HLS for Live: Scalable but Latency-Bounded
Standard HLS for live streaming works by having an encoder (like FFmpeg or OBS with RTMP output) push video to an ingest server, which packages it into 4–8 second segments and updates a .m3u8 manifest. Viewers download the manifest, fetch segments, and watch. This architecture scales to millions of concurrent viewers trivially — it's just static file delivery from a CDN. The unavoidable cost is latency: standard HLS has 15–30 second end-to-end lag. Low-Latency HLS reduces this to 2–4 seconds, which is acceptable for most broadcasts.

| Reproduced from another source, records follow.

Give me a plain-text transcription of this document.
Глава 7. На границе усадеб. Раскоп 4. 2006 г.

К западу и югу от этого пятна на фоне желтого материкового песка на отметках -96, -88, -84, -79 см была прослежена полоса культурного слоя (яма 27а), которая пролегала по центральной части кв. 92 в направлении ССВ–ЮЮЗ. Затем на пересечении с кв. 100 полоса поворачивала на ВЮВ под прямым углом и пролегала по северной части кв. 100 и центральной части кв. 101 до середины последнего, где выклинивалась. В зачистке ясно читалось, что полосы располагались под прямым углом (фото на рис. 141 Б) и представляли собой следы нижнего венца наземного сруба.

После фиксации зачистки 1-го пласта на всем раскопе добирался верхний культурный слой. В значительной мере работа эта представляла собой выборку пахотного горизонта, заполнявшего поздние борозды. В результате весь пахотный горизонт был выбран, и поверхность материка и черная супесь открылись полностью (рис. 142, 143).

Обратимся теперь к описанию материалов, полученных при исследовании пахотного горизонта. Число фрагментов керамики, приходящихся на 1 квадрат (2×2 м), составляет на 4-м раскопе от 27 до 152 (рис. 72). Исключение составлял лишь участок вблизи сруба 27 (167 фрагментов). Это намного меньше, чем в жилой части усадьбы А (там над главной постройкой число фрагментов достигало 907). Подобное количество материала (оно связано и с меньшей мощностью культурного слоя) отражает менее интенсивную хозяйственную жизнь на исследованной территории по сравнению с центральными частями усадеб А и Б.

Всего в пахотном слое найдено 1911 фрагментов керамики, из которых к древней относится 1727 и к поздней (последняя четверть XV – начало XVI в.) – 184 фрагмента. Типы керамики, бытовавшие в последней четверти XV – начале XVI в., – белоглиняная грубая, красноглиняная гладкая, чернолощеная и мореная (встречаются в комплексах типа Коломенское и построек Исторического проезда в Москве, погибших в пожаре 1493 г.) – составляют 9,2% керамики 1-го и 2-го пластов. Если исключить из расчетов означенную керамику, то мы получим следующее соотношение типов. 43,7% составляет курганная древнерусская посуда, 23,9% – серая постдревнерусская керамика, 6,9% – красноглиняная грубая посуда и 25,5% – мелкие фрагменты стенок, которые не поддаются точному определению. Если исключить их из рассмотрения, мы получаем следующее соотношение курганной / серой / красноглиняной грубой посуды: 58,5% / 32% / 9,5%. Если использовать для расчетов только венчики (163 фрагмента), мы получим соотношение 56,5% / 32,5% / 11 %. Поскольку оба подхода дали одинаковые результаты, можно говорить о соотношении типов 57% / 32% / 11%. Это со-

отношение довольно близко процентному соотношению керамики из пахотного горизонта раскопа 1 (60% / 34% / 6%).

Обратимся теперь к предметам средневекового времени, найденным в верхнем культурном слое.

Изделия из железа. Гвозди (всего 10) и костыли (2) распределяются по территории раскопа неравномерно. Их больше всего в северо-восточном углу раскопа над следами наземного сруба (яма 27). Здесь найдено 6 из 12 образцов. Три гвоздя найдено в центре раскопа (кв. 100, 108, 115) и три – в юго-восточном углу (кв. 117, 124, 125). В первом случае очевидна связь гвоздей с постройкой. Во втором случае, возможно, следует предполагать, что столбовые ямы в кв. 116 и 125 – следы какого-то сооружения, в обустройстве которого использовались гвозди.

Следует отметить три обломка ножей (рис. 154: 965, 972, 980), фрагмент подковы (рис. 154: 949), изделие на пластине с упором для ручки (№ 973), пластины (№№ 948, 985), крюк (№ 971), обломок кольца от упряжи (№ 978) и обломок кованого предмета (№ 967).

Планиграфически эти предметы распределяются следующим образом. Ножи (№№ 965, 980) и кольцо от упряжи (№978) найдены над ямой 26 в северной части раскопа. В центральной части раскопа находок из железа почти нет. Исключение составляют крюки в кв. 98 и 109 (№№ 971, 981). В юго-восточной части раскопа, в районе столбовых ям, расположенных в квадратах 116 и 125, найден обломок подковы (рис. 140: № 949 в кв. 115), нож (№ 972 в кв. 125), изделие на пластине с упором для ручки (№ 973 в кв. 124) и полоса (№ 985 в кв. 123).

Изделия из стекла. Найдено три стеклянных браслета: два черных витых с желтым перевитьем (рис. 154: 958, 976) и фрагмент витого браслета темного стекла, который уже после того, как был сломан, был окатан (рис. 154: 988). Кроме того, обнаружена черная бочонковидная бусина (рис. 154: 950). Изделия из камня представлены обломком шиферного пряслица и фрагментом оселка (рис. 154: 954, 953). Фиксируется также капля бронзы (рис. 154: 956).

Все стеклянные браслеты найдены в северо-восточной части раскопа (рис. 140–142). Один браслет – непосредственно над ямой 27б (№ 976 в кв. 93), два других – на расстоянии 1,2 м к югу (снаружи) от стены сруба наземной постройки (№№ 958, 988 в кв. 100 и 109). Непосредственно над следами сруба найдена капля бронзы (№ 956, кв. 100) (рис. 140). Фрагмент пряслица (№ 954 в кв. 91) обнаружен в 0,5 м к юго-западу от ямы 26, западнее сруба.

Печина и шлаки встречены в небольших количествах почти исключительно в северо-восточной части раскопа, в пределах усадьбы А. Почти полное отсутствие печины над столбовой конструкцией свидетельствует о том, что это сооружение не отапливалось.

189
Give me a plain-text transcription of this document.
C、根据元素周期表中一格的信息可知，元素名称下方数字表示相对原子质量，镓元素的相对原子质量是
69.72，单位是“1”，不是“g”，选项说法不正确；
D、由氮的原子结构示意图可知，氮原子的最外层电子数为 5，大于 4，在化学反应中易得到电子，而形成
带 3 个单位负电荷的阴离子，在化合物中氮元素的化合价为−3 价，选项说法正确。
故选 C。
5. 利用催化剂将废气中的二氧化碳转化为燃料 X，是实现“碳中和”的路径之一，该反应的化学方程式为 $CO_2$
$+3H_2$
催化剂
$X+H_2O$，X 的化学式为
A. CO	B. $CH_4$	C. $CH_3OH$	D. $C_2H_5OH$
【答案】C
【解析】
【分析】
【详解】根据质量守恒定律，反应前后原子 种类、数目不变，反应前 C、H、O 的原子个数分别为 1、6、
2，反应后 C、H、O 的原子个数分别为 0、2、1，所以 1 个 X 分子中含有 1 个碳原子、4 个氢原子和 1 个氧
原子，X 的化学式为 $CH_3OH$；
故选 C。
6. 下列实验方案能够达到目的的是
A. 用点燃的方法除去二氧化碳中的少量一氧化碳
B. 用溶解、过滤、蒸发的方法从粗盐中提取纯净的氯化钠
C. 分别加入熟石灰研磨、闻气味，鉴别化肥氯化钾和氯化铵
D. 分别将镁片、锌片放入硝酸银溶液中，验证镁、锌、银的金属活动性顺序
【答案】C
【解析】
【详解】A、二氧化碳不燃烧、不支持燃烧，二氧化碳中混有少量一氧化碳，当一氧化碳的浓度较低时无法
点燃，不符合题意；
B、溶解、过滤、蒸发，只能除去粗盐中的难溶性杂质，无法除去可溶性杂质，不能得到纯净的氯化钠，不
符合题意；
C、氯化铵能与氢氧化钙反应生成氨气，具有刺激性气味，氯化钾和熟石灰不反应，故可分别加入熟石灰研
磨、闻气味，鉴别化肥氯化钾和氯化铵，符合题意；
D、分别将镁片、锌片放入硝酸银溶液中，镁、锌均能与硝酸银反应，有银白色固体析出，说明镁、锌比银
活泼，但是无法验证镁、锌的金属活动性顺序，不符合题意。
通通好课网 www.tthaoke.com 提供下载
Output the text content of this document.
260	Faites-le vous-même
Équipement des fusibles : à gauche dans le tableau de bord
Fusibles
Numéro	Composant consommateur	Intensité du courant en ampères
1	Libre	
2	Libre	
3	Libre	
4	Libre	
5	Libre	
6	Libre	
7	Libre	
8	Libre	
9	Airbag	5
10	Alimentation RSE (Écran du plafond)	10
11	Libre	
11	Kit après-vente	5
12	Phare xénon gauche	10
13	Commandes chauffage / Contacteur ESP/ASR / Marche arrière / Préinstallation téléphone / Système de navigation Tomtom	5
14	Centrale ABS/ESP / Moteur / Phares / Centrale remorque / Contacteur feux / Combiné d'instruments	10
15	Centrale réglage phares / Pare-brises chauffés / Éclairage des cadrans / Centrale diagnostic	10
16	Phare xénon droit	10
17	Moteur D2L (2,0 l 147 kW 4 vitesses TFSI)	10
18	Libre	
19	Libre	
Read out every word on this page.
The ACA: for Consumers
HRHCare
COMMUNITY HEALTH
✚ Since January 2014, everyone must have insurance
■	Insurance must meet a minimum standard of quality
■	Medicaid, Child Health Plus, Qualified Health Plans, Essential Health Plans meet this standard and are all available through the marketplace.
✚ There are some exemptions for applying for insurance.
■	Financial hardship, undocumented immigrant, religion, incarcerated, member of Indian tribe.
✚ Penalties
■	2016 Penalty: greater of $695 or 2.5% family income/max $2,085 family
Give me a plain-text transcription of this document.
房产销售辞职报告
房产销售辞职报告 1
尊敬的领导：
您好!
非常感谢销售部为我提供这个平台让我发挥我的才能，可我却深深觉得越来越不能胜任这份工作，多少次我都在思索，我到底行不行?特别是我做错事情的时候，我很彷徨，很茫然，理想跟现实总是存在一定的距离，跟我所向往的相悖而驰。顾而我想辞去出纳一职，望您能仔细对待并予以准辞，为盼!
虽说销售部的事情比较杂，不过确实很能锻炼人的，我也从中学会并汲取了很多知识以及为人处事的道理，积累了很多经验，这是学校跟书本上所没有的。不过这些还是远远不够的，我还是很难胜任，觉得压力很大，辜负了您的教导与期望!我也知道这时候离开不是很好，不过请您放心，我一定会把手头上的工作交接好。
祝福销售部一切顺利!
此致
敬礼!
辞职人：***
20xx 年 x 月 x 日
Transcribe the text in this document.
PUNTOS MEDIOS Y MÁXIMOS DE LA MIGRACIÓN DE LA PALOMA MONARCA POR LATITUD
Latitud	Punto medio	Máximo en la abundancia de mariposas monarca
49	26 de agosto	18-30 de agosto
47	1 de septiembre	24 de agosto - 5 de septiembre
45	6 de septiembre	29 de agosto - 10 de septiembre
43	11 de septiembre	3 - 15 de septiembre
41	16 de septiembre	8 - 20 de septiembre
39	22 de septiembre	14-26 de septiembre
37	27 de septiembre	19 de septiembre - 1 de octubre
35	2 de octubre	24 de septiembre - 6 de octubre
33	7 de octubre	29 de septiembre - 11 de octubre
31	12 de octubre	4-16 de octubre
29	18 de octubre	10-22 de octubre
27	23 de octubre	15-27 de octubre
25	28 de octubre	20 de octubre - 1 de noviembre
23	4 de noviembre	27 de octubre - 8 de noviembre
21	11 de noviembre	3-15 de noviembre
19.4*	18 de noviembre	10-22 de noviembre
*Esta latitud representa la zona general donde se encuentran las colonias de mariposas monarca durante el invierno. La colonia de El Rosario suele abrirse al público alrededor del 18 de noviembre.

WebRTC: Real-Time but Costly to Scale
WebRTC was designed for peer-to-peer communication — video calls, not broadcasts. Its UDP-based transport achieves sub-second latency, which matters for interactive scenarios: live auctions, remote collaboration, gaming, and emergency communication. The scaling problem is fundamental: in a broadcast scenario, the server (SFU) must forward video to every viewer individually, whereas CDN-based HLS serves cached files. WebRTC broadcasting at 10,000 concurrent viewers requires significantly more infrastructure than HLS at the same scale.
Hybrid Architectures
The most sophisticated live platforms use both. WebRTC handles the broadcaster's ingest (low-latency upload to the server) and any interactive elements (e.g., the host's camera in a Q&A). HLS handles the viewer egress, serving the packaged stream at massive scale from a CDN. This hybrid gives you a reasonable 2–8 second viewer latency with CDN-level scalability, while keeping the interactive layer truly real-time.